Hacking Innovation Breakfasts
Hacking Innovation is a group for innovators with diverse backgrounds who together investigate how organisations can innovate smarter.
We organise informal breakfast sessions as a fun way to meet like-minded innovators from different organisations who can exchange insights with each other, but also help us fine-tune our design solutions.
The last round table discussions we held in Amsterdam and Eindhoven, revolved around the topic of Design Sprints - a 4 day process for rapidly solving big challenges, creating new products, or improving existing ones.
What we notice is that every company, however different from each other, still runs into similar problems on their way to innovation. Here we share the main take-aways.
Design sprint
When you need to innovate rapidly, you want to test your assumptions as quickly as possible. Design Sprints make ideas tangible in - almost- no-time and lets you gather real customer feedback in just four days. It a quick way to test wether an idea is worth pursuing.
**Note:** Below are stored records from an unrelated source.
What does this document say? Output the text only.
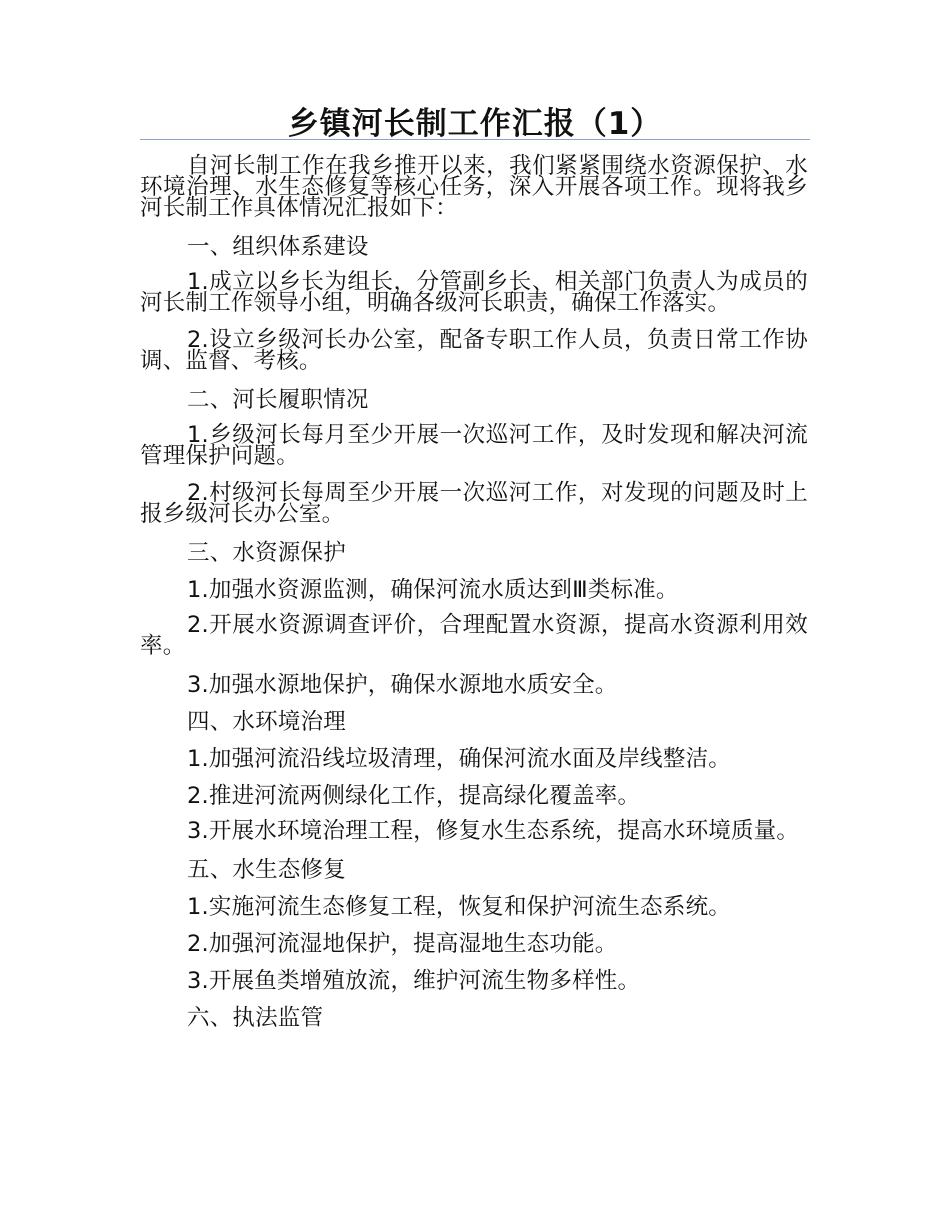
乡镇河长制工作汇报（1）

自河长制工作在我乡推开以来，我们紧紧围绕水资源保护、水环境治理、水生态修复等核心任务，深入开展各项工作。现将我乡河长制工作具体情况汇报如下：

一、组织体系建设

1.成立以乡长为组长，分管副乡长、相关部门负责人为成员的河长制工作领导小组，明确各级河长职责，确保工作落实。

2.设立乡级河长办公室，配备专职工作人员，负责日常工作协调、监督、考核。

二、河长履职情况

1.乡级河长每月至少开展一次巡河工作，及时发现和解决河流管理保护问题。

2.村级河长每周至少开展一次巡河工作，对发现的问题及时上报乡级河长办公室。

三、水资源保护

1.加强水资源监测，确保河流水质达到Ⅲ类标准。

2.开展水资源调查评价，合理配置水资源，提高水资源利用效率。

3.加强水源地保护，确保水源地水质安全。

四、水环境治理

1.加强河流沿线垃圾清理，确保河流水面及岸线整洁。

2.推进河流两侧绿化工作，提高绿化覆盖率。

3.开展水环境治理工程，修复水生态系统，提高水环境质量。

五、水生态修复

1.实施河流生态修复工程，恢复和保护河流生态系统。

2.加强河流湿地保护，提高湿地生态功能。

3.开展鱼类增殖放流，维护河流生物多样性。

六、执法监管
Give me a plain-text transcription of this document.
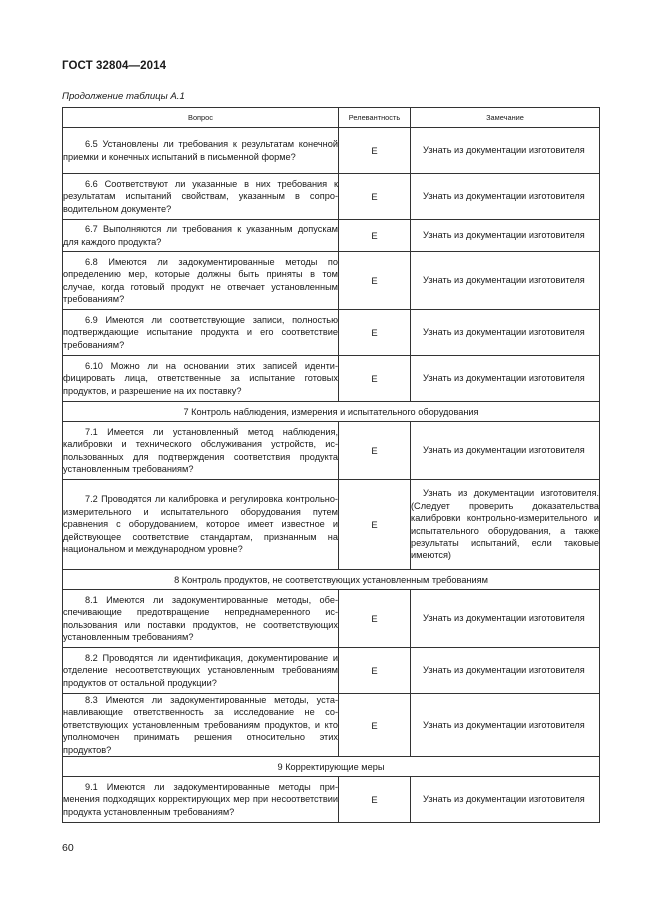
ГОСТ 32804—2014
Продолжение таблицы А.1
Вопрос	Релевантность	Замечание
6.5 Установлены ли требования к результатам конечной приемки и конечных испытаний в письменной форме?	Е	Узнать из документации изготовителя
6.6 Соответствуют ли указанные в них требования к результатам испытаний свойствам, указанным в сопроводительном документе?	Е	Узнать из документации изготовителя
6.7 Выполняются ли требования к указанным допускам для каждого продукта?	Е	Узнать из документации изготовителя
6.8 Имеются ли задокументированные методы по определению мер, которые должны быть приняты в том случае, когда готовый продукт не отвечает установленным требованиям?	Е	Узнать из документации изготовителя
6.9 Имеются ли соответствующие записи, полностью подтверждающие испытание продукта и его соответствие требованиям?	Е	Узнать из документации изготовителя
6.10 Можно ли на основании этих записей идентифицировать лица, ответственные за испытание готовых продуктов, и разрешение на их поставку?	Е	Узнать из документации изготовителя
7 Контроль наблюдения, измерения и испытательного оборудования		
7.1 Имеется ли установленный метод наблюдения, калибровки и технического обслуживания устройств, использованных для подтверждения соответствия продукта установленным требованиям?	Е	Узнать из документации изготовителя
7.2 Проводятся ли калибровка и регулировка контрольно-измерительного и испытательного оборудования путем сравнения с оборудованием, которое имеет известное и действующее соответствие стандартам, признанным на национальном и международном уровне?	Е	Узнать из документации изготовителя. (Следует проверить доказательства калибровки контрольно-измерительного и испытательного оборудования, а также результаты испытаний, если таковые имеются)
8 Контроль продуктов, не соответствующих установленным требованиям		
8.1 Имеются ли задокументированные методы, обеспечивающие предотвращение непреднамеренного использования или поставки продуктов, не соответствующих установленным требованиям?	Е	Узнать из документации изготовителя
8.2 Проводятся ли идентификация, документирование и отделение несоответствующих установленным требованиям продуктов от остальной продукции?	Е	Узнать из документации изготовителя
8.3 Имеются ли задокументированные методы, устанавливающие ответственность за исследование не соответствующих установленным требованиям продуктов, и кто уполномочен принимать решения относительно этих продуктов?	Е	Узнать из документации изготовителя
9 Корректирующие меры		
9.1 Имеются ли задокументированные методы применения подходящих корректирующих мер при несоответствии продукта установленным требованиям?	Е	Узнать из документации изготовителя
60
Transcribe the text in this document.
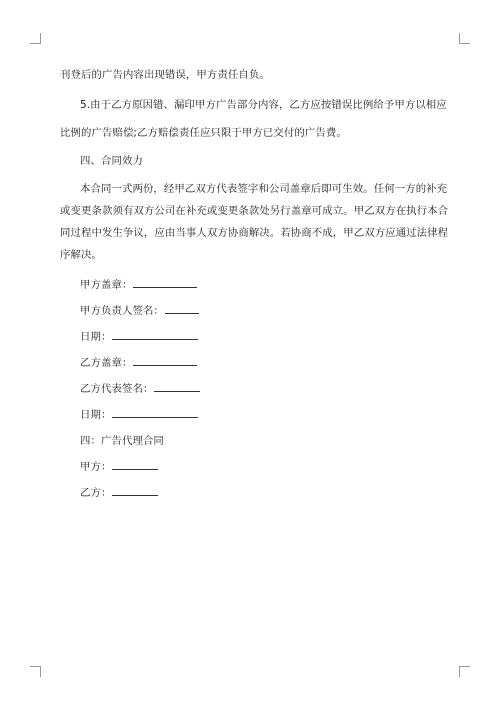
刊登后的广告内容出现错误，甲方责任自负。
5.由于乙方原因错、漏印甲方广告部分内容，乙方应按错误比例给予甲方以相应
比例的广告赔偿;乙方赔偿责任应只限于甲方已交付的广告费。
四、合同效力
本合同一式两份，经甲乙双方代表签字和公司盖章后即可生效。任何一方的补充
或变更条款须有双方公司在补充或变更条款处另行盖章可成立。甲乙双方在执行本合
同过程中发生争议，应由当事人双方协商解决。若协商不成，甲乙双方应通过法律程
序解决。
甲方盖章：
甲方负责人签名：
日期：
乙方盖章：
乙方代表签名：
日期：
四：广告代理合同
甲方：
乙方：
A Design Sprint can also drive change: create alignment in teams, change the team’s mindset and/or create support for a new project.
What did we learn?
Design Sprint as risk management
Instead of committing time and budget to a direction which may not be the right one, Design Sprints provide you with real customer insights early on in the process. Turns out your customers are not that enthusiastic about the solution you prototyped? No biggie, it has only been four days, you’ve learned a lot about your customer and are probably overflowing with better ideas. Let’s pivot and continue!
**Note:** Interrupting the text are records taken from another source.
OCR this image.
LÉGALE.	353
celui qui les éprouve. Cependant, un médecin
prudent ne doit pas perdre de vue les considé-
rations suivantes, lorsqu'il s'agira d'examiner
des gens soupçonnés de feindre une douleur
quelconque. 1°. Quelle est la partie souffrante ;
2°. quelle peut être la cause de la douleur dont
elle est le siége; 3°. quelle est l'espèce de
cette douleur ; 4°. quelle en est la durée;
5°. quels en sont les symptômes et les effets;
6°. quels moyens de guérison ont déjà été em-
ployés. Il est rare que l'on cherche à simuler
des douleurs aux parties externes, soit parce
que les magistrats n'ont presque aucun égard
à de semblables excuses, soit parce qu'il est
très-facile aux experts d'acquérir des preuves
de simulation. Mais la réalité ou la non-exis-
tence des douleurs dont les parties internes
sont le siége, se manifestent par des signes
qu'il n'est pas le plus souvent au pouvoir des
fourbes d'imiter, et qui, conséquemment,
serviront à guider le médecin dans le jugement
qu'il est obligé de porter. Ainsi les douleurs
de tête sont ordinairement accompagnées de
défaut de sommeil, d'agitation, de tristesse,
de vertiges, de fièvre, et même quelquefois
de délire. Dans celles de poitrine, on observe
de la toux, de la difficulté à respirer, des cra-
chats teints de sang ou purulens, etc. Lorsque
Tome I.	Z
Design Sprint as bridge builder
The people participating in the Design Sprint are key, so choose them wisely. Don’t restrict yourself to designers, but consider customer service, behavioural scientists, HR, maybe the CEO. Create a cross-functional team and you will be surprised about the outcome. Put different types of knowledge and personalities together for a broader, bigger solution.
Problems need an owner
An explicit problem owner helps drive a Design Sprint, also after the sprint is done. Do you experience a lack of ownership because the problem is not urgent enough? Or is something else going on? Not having a problem owner often has an organisational reason: you haven’t involved the right person, the owner doesn’t have autonomy, or is unsure what is expected of the role. Let people apply for problem owner position, by asking who feels strongly about the particular problem, could be an easy but effective way to involve a problem owner.
Never stop observing!
Innovation starts with getting to know your audience. What are their needs? Meet potential customers in their ‘natural habitat’ and find out. Be aware that people have the tendency to give socially desirable answers, so be sure to look for facts instead of ask for opinions. Or just observe what they are doing. Whatever you do, remember one thing: this is not about your solution, this is about their problem. So be humble and focus in listening instead of pitching.